Wednesday, December 28, 2005

Another Tuesday Night

It's actually very early Wednesday morning.

Well, 4 out of 5 people in my house are now either sick or getting sick. I'm not sure who started it, but within the space of an hour I had one complaint of a super-sore throat, and then a coughing baby, and then my throat started to hurt. I don't like the sound of baby Decaf's cough - I hate when the kids are sick :(

I also hate being sick at the same time. That really sucks. However, I guess this explains why I was roasting hot when it was only 68 degrees in the house, and why I was so tired last night and today. Nice. Shit. I hate the sound of that sweet little baby's cough. :(

What sucks for me is that I can't take cold medicine of any kind. There is only one medicine I can take - and that's mucinex, which only makes everything really loose in a head or chest cold - doesn't stop coughing or make it hurt less, though. I'd really, really like to wake up tomorrow and not be sick. Like a 12 hour bug or something - that would be doable.

So anyway, I talked to my sister and my mom about the email that Grande sent to his dad on the 15th (posted below), and both of them think I should sit down and have a talk with him. Yeah, like that would do any-fucking-thing. When we attempt to talk to him he just shuts off completely, or yells then gets up and walks away. If we 'make' him stay sitting and try to force him to listen or talk he really does just totally shut down completely. I'm sure that's what would happen - and God, if he found out I read his email he'd freak out and never talk to me again. However, I'm his mom - I get to read his email if I want to. If he doesn't like that he could always feel free to move out when he's 18 and pay for his own internet connection.

Short Decaf is crying now. That happens when he can't suck his thumb because his nose is stuffy. It's gonna be a long next few days. Shit. I feel so bad for him. I hope I still have his cold medicine. I know I have baby advil, at least.

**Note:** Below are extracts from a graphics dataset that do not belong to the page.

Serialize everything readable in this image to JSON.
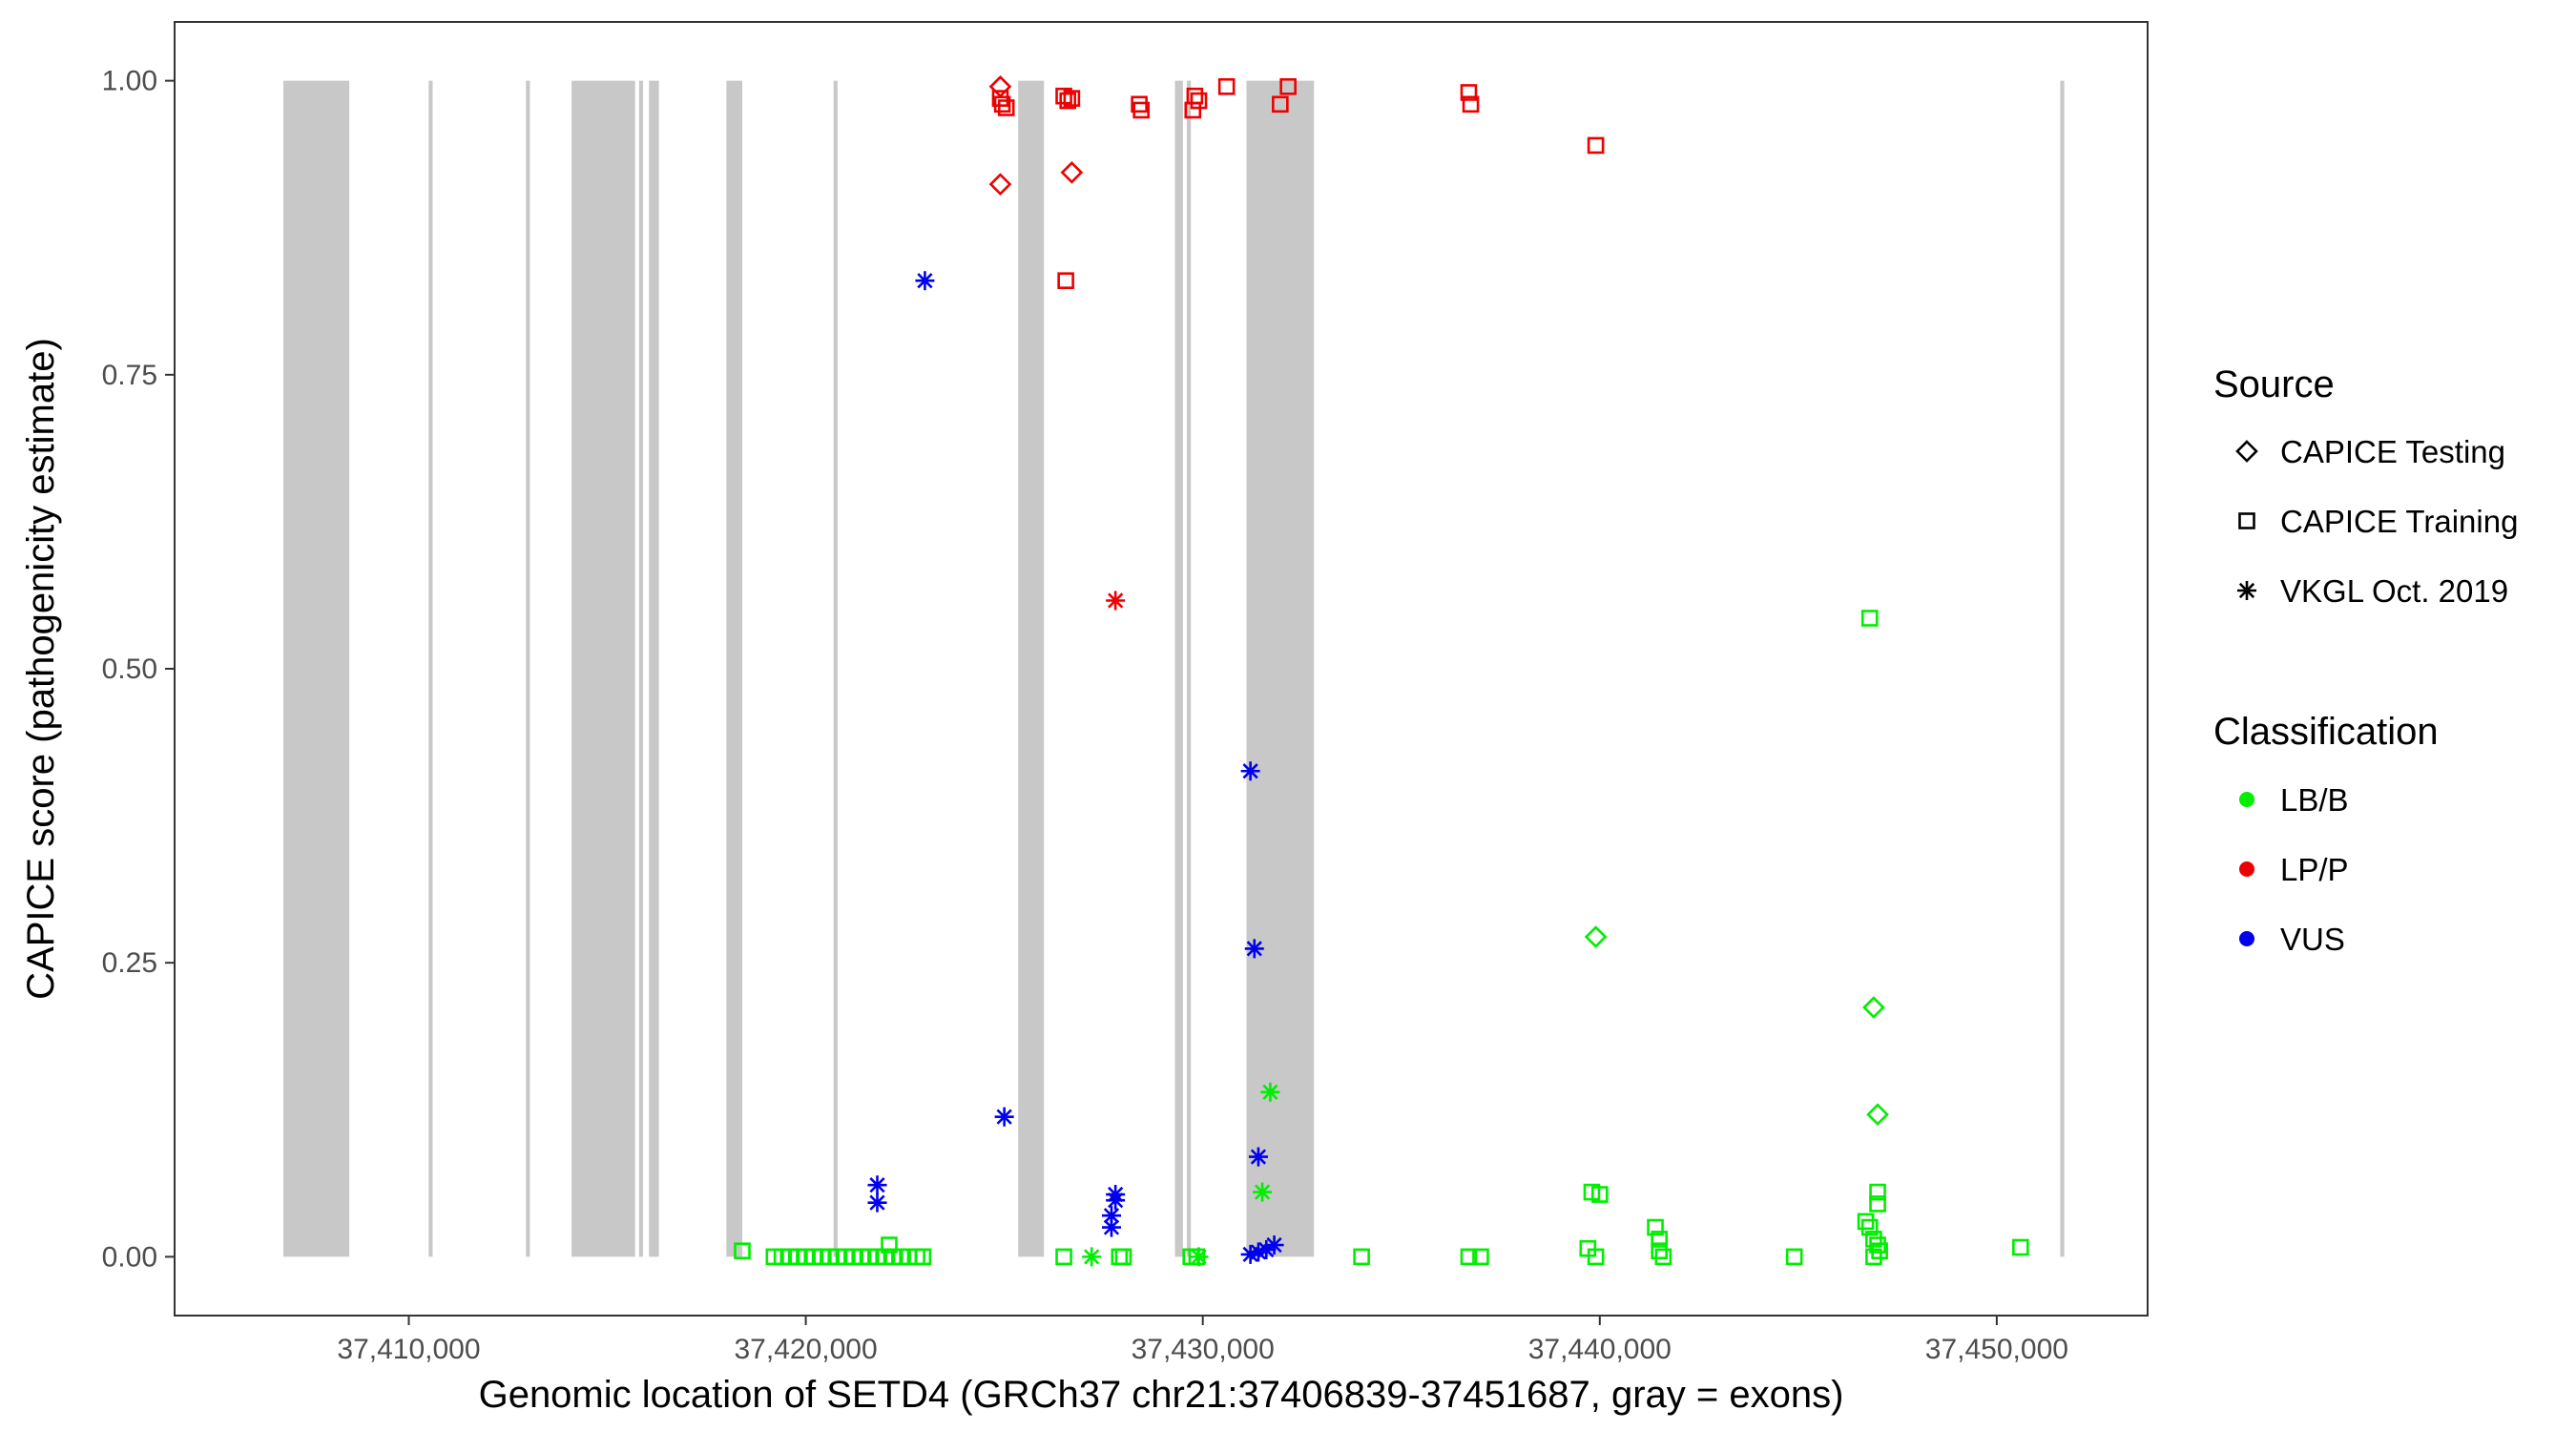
{
  "chart_data": {
    "type": "scatter",
    "xlabel": "Genomic location of SETD4 (GRCh37 chr21:37406839-37451687, gray = exons)",
    "ylabel": "CAPICE score (pathogenicity estimate)",
    "xlim": [
      37404100,
      37453800
    ],
    "ylim": [
      -0.05,
      1.05
    ],
    "x_ticks": [
      37410000,
      37420000,
      37430000,
      37440000,
      37450000
    ],
    "x_tick_labels": [
      "37,410,000",
      "37,420,000",
      "37,430,000",
      "37,440,000",
      "37,450,000"
    ],
    "y_ticks": [
      0,
      0.25,
      0.5,
      0.75,
      1.0
    ],
    "y_tick_labels": [
      "0.00",
      "0.25",
      "0.50",
      "0.75",
      "1.00"
    ],
    "grid": false,
    "exons": [
      [
        37406839,
        37408500
      ],
      [
        37410500,
        37410600
      ],
      [
        37412950,
        37413050
      ],
      [
        37414100,
        37415700
      ],
      [
        37415800,
        37415900
      ],
      [
        37416050,
        37416300
      ],
      [
        37418000,
        37418400
      ],
      [
        37420700,
        37420800
      ],
      [
        37425350,
        37426000
      ],
      [
        37429300,
        37429500
      ],
      [
        37429600,
        37429700
      ],
      [
        37431100,
        37432800
      ],
      [
        37451600,
        37451700
      ]
    ],
    "legends": [
      {
        "title": "Source",
        "placement": "right",
        "entries": [
          {
            "label": "CAPICE Testing",
            "shape": "diamond"
          },
          {
            "label": "CAPICE Training",
            "shape": "square"
          },
          {
            "label": "VKGL Oct. 2019",
            "shape": "asterisk"
          }
        ]
      },
      {
        "title": "Classification",
        "placement": "right",
        "entries": [
          {
            "label": "LB/B",
            "color": "#00ee00"
          },
          {
            "label": "LP/P",
            "color": "#ee0000"
          },
          {
            "label": "VUS",
            "color": "#0000ee"
          }
        ]
      }
    ],
    "colors": {
      "LB/B": "#00ee00",
      "LP/P": "#ee0000",
      "VUS": "#0000ee"
    },
    "series": [
      {
        "source": "CAPICE Testing",
        "classification": "LP/P",
        "shape": "diamond",
        "points": [
          [
            37424900,
            0.995
          ],
          [
            37424900,
            0.912
          ],
          [
            37426700,
            0.922
          ]
        ]
      },
      {
        "source": "CAPICE Testing",
        "classification": "LB/B",
        "shape": "diamond",
        "points": [
          [
            37439900,
            0.272
          ],
          [
            37446900,
            0.212
          ],
          [
            37447000,
            0.121
          ]
        ]
      },
      {
        "source": "CAPICE Training",
        "classification": "LP/P",
        "shape": "square",
        "points": [
          [
            37424900,
            0.985
          ],
          [
            37424950,
            0.98
          ],
          [
            37425050,
            0.977
          ],
          [
            37426500,
            0.987
          ],
          [
            37426600,
            0.983
          ],
          [
            37426700,
            0.985
          ],
          [
            37426550,
            0.83
          ],
          [
            37428400,
            0.98
          ],
          [
            37428450,
            0.975
          ],
          [
            37429800,
            0.987
          ],
          [
            37429900,
            0.983
          ],
          [
            37429750,
            0.975
          ],
          [
            37430600,
            0.995
          ],
          [
            37432150,
            0.995
          ],
          [
            37431950,
            0.98
          ],
          [
            37436700,
            0.99
          ],
          [
            37436750,
            0.98
          ],
          [
            37439900,
            0.945
          ]
        ]
      },
      {
        "source": "CAPICE Training",
        "classification": "LB/B",
        "shape": "square",
        "points": [
          [
            37418400,
            0.005
          ],
          [
            37419200,
            0.0
          ],
          [
            37419400,
            0.0
          ],
          [
            37419600,
            0.0
          ],
          [
            37419800,
            0.0
          ],
          [
            37420000,
            0.0
          ],
          [
            37420200,
            0.0
          ],
          [
            37420400,
            0.0
          ],
          [
            37420600,
            0.0
          ],
          [
            37420800,
            0.0
          ],
          [
            37421000,
            0.0
          ],
          [
            37421200,
            0.0
          ],
          [
            37421400,
            0.0
          ],
          [
            37421600,
            0.0
          ],
          [
            37421800,
            0.0
          ],
          [
            37422000,
            0.0
          ],
          [
            37422200,
            0.0
          ],
          [
            37422400,
            0.0
          ],
          [
            37422600,
            0.0
          ],
          [
            37422800,
            0.0
          ],
          [
            37422950,
            0.0
          ],
          [
            37422100,
            0.01
          ],
          [
            37426500,
            0.0
          ],
          [
            37427900,
            0.0
          ],
          [
            37428000,
            0.0
          ],
          [
            37429700,
            0.0
          ],
          [
            37429850,
            0.0
          ],
          [
            37434000,
            0.0
          ],
          [
            37436700,
            0.0
          ],
          [
            37437000,
            0.0
          ],
          [
            37439700,
            0.007
          ],
          [
            37439900,
            0.0
          ],
          [
            37439800,
            0.055
          ],
          [
            37440000,
            0.053
          ],
          [
            37441400,
            0.025
          ],
          [
            37441500,
            0.015
          ],
          [
            37441500,
            0.005
          ],
          [
            37441600,
            0.0
          ],
          [
            37444900,
            0.0
          ],
          [
            37446700,
            0.03
          ],
          [
            37446800,
            0.025
          ],
          [
            37446900,
            0.015
          ],
          [
            37446900,
            0.0
          ],
          [
            37447000,
            0.01
          ],
          [
            37447050,
            0.005
          ],
          [
            37447000,
            0.045
          ],
          [
            37447000,
            0.055
          ],
          [
            37446800,
            0.543
          ],
          [
            37450600,
            0.008
          ]
        ]
      },
      {
        "source": "VKGL Oct. 2019",
        "classification": "VUS",
        "shape": "asterisk",
        "points": [
          [
            37423000,
            0.83
          ],
          [
            37425000,
            0.119
          ],
          [
            37421800,
            0.061
          ],
          [
            37421800,
            0.046
          ],
          [
            37427800,
            0.053
          ],
          [
            37427800,
            0.048
          ],
          [
            37427700,
            0.035
          ],
          [
            37427700,
            0.025
          ],
          [
            37431200,
            0.413
          ],
          [
            37431300,
            0.262
          ],
          [
            37431400,
            0.085
          ],
          [
            37431200,
            0.002
          ],
          [
            37431400,
            0.004
          ],
          [
            37431600,
            0.006
          ],
          [
            37431800,
            0.01
          ]
        ]
      },
      {
        "source": "VKGL Oct. 2019",
        "classification": "LP/P",
        "shape": "asterisk",
        "points": [
          [
            37427800,
            0.558
          ]
        ]
      },
      {
        "source": "VKGL Oct. 2019",
        "classification": "LB/B",
        "shape": "asterisk",
        "points": [
          [
            37431700,
            0.14
          ],
          [
            37431500,
            0.055
          ],
          [
            37427200,
            0.0
          ],
          [
            37429900,
            0.0
          ]
        ]
      }
    ]
  }
}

So - 4 more days left of regular eating before Venti and I start on the Atkins diet. I'm actually looking forward to it. There's nothing I really want in the next 4 days except for that Mongolian BBQ stuff I love so much from the mall - and I could actually have that on the diet if I didn't put noodles in it. Lucky me. That and curry chicken should make it easy to stay on the diet. :) Ya get a tad sick of eggs and tuna after a few days. Really sick of it.

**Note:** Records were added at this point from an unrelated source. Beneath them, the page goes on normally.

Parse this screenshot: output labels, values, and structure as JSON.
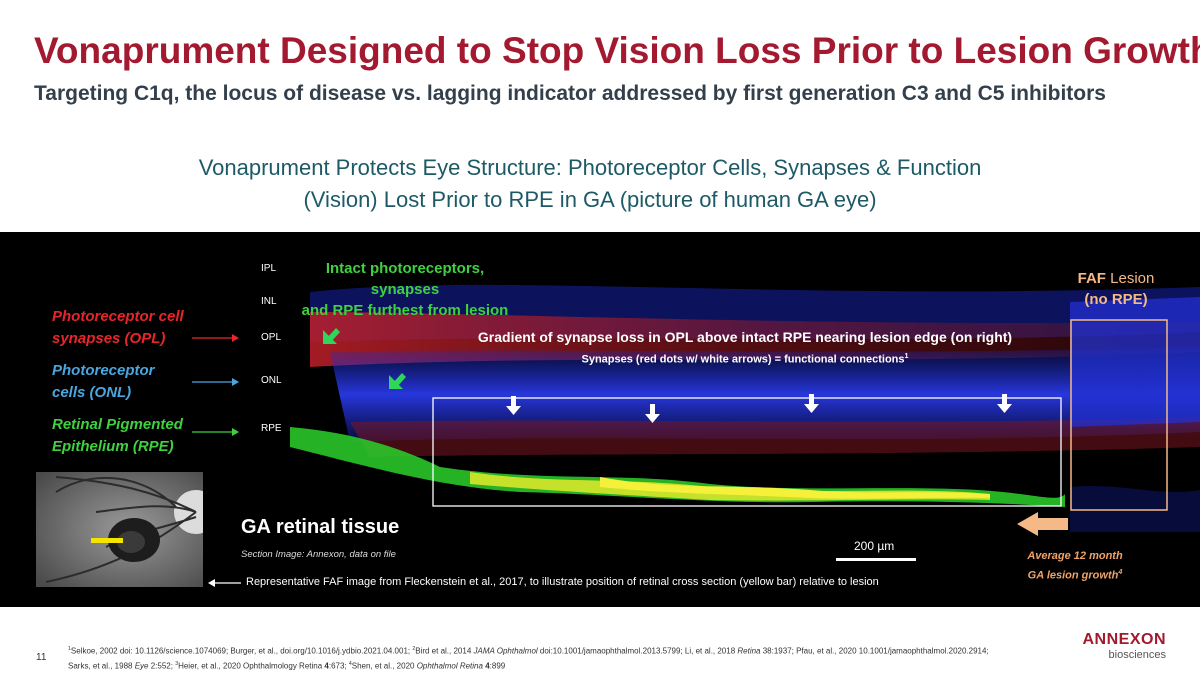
{
  "header": {
    "title": "Vonaprument Designed to Stop Vision Loss Prior to Lesion Growth",
    "subtitle": "Targeting C1q, the locus of disease vs. lagging indicator addressed by first generation C3 and C5 inhibitors"
  },
  "section": {
    "heading_line1": "Vonaprument Protects Eye Structure: Photoreceptor Cells, Synapses & Function",
    "heading_line2": "(Vision) Lost Prior to RPE in GA (picture of human GA eye)"
  },
  "figure": {
    "left_labels": [
      {
        "line1": "Photoreceptor cell",
        "line2": "synapses (OPL)",
        "color": "#e8252b"
      },
      {
        "line1": "Photoreceptor",
        "line2": "cells (ONL)",
        "color": "#4aa6df"
      },
      {
        "line1": "Retinal Pigmented",
        "line2": "Epithelium (RPE)",
        "color": "#3fd13f"
      }
    ],
    "layers": [
      "IPL",
      "INL",
      "OPL",
      "ONL",
      "RPE"
    ],
    "intact_note_line1": "Intact photoreceptors, synapses",
    "intact_note_line2": "and RPE furthest from lesion",
    "faf_bold": "FAF",
    "faf_rest": " Lesion",
    "faf_line2": "(no RPE)",
    "gradient_line1": "Gradient of synapse loss in OPL above intact RPE nearing lesion edge (on right)",
    "gradient_line2": "Synapses (red dots w/ white arrows) = functional connections",
    "gradient_sup": "1",
    "ga_title": "GA retinal tissue",
    "section_source": "Section Image: Annexon, data on file",
    "scale_label": "200 µm",
    "growth_line1": "Average 12 month",
    "growth_line2": "GA lesion growth",
    "growth_sup": "4",
    "representative_note": "Representative FAF image from Fleckenstein et al., 2017, to illustrate position of retinal cross section (yellow bar) relative to lesion",
    "colors": {
      "opl_arrow": "#e8252b",
      "onl_arrow": "#4aa6df",
      "rpe_arrow": "#3fd13f",
      "faf_box": "#f5b987"
    }
  },
  "footer": {
    "page_number": "11",
    "references": [
      {
        "t": "sup",
        "v": "1"
      },
      {
        "t": "text",
        "v": "Selkoe, 2002 doi: 10.1126/science.1074069; Burger, et al., doi.org/10.1016/j.ydbio.2021.04.001; "
      },
      {
        "t": "sup",
        "v": "2"
      },
      {
        "t": "text",
        "v": "Bird et al., 2014 "
      },
      {
        "t": "i",
        "v": "JAMA Ophthalmol"
      },
      {
        "t": "text",
        "v": " doi:10.1001/jamaophthalmol.2013.5799; Li, et al., 2018 "
      },
      {
        "t": "i",
        "v": "Retina"
      },
      {
        "t": "text",
        "v": " 38:1937; Pfau, et al., 2020 10.1001/jamaophthalmol.2020.2914; Sarks, et al., 1988 "
      },
      {
        "t": "i",
        "v": "Eye"
      },
      {
        "t": "text",
        "v": " 2:552; "
      },
      {
        "t": "sup",
        "v": "3"
      },
      {
        "t": "text",
        "v": "Heier, et al., 2020 Ophthalmology Retina "
      },
      {
        "t": "b",
        "v": "4"
      },
      {
        "t": "text",
        "v": ":673; "
      },
      {
        "t": "sup",
        "v": "4"
      },
      {
        "t": "text",
        "v": "Shen, et al., 2020 "
      },
      {
        "t": "i",
        "v": "Ophthalmol Retina"
      },
      {
        "t": "text",
        "v": " "
      },
      {
        "t": "b",
        "v": "4"
      },
      {
        "t": "text",
        "v": ":899"
      }
    ],
    "logo_name": "ANNEXON",
    "logo_sub": "biosciences"
  }
}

I just wanna look like Angelina Jolie...is that too much to ask???

Actually, if we're being honest - I'd rather have Tea' Leoni's figure than Angelina's. With my face and her abs I think I'd be one hot chick. :) Obviously, from seeing the movie Spanglish, she must do some SERIOUS fucking yoga. This brings me to another point...

I really want to start doing yoga. I have a big collection of yoga-for-beginners videos. The problem is that I never have ANY privacy to do them - and I'm not about to do it in front of anyone other than the baby. So, what do I do? My bedroom is tiny - so I can't put a tv and vcr in there and do it. My basement is scary - so that's out. I guess the answer is that if I wanted to do yoga badly enough that I wouldn't care who saw me. However - as logical as that sounds - I'm way to fucking embarrassed about my weight to let the kids or Venti see me doing yoga. HOWEVER (again) - I REALLY fucking want to do it! Ugh. Maybe this is something I need to work out in therapy. :)

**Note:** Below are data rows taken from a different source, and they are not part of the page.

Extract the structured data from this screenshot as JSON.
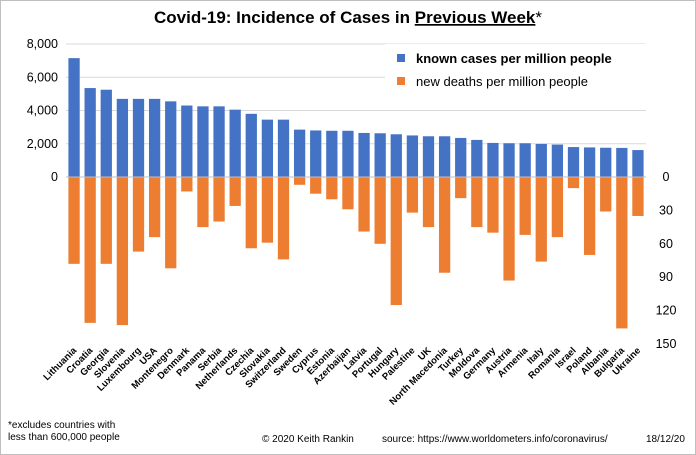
{
  "chart_data": {
    "type": "bar",
    "title": {
      "main": "Covid-19: Incidence of Cases in ",
      "emphasis": "Previous Week",
      "star": "*"
    },
    "categories": [
      "Lithuania",
      "Croatia",
      "Georgia",
      "Slovenia",
      "Luxembourg",
      "USA",
      "Montenegro",
      "Denmark",
      "Panama",
      "Serbia",
      "Netherlands",
      "Czechia",
      "Slovakia",
      "Switzerland",
      "Sweden",
      "Cyprus",
      "Estonia",
      "Azerbaijan",
      "Latvia",
      "Portugal",
      "Hungary",
      "Palestine",
      "UK",
      "North Macedonia",
      "Turkey",
      "Moldova",
      "Germany",
      "Austria",
      "Armenia",
      "Italy",
      "Romania",
      "Israel",
      "Poland",
      "Albania",
      "Bulgaria",
      "Ukraine"
    ],
    "series": [
      {
        "name": "known cases per million people",
        "color": "#4472C4",
        "axis": "left",
        "values": [
          7150,
          5350,
          5250,
          4700,
          4700,
          4700,
          4550,
          4300,
          4250,
          4250,
          4050,
          3800,
          3450,
          3450,
          2850,
          2800,
          2780,
          2780,
          2650,
          2630,
          2570,
          2500,
          2450,
          2450,
          2350,
          2230,
          2050,
          2030,
          2030,
          1990,
          1950,
          1800,
          1780,
          1760,
          1750,
          1620
        ]
      },
      {
        "name": "new deaths per million people",
        "color": "#ED7D31",
        "axis": "right",
        "values": [
          78,
          131,
          78,
          133,
          67,
          54,
          82,
          13,
          45,
          40,
          26,
          64,
          59,
          74,
          7,
          15,
          20,
          29,
          49,
          60,
          115,
          32,
          45,
          86,
          19,
          45,
          50,
          93,
          52,
          76,
          54,
          10,
          70,
          31,
          136,
          35
        ]
      }
    ],
    "left_axis": {
      "ticks": [
        "8,000",
        "6,000",
        "4,000",
        "2,000",
        "0"
      ],
      "ylim": [
        0,
        8000
      ]
    },
    "right_axis": {
      "ticks": [
        "0",
        "30",
        "60",
        "90",
        "120",
        "150"
      ],
      "ylim": [
        0,
        150
      ]
    },
    "legend_position": "top-right"
  },
  "footer": {
    "note_line1": "*excludes countries with",
    "note_line2": "less than 600,000 people",
    "credit": "© 2020  Keith Rankin",
    "source": "source:  https://www.worldometers.info/coronavirus/",
    "date": "18/12/20"
  }
}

I wonder if I'm the only person in the entire history of the world who is actually looking forward to going to therapy? I mean - it gives me a little bit of hope that maybe I will actually be able to get over some of my phobias and panic attacks, and lead a more normal life. God, that sounds good. Just being able to walk for exercise without being terrified of my heart would be a life altering event! You can't even begin to imagine what that would do for my self-esteem. (Through the roof.)

So anyway - four days until the Atkins diet goes into effect. That also means I have to actually eat 3 meals a day and like 2 snacks or something - and how gross does THAT sound? Eating five times a day just is so not me. I think you have to do it though or the diet doesn't work like it's supposed to...something about eating regularly keeping your metabolism going faster. *sigh* Ick. I can't imagine waking up and eating breakfast right away - that's just gross.

Oh - and Venti doesn't think we should weigh ourselves but like once a month or something. That's just torture. He thinks, and I agree, that we will have to be on the diet for 18 months before we both hit our goal weights. So - June of 2007 I guess I'll look like I did when I was 20. That's a good thing - at least I wasn't ugly. I mean - you can undo fat, but you can't undo ugly - well, not without a lot of money, anyway.

Well - I guess this is enough blathering for one night.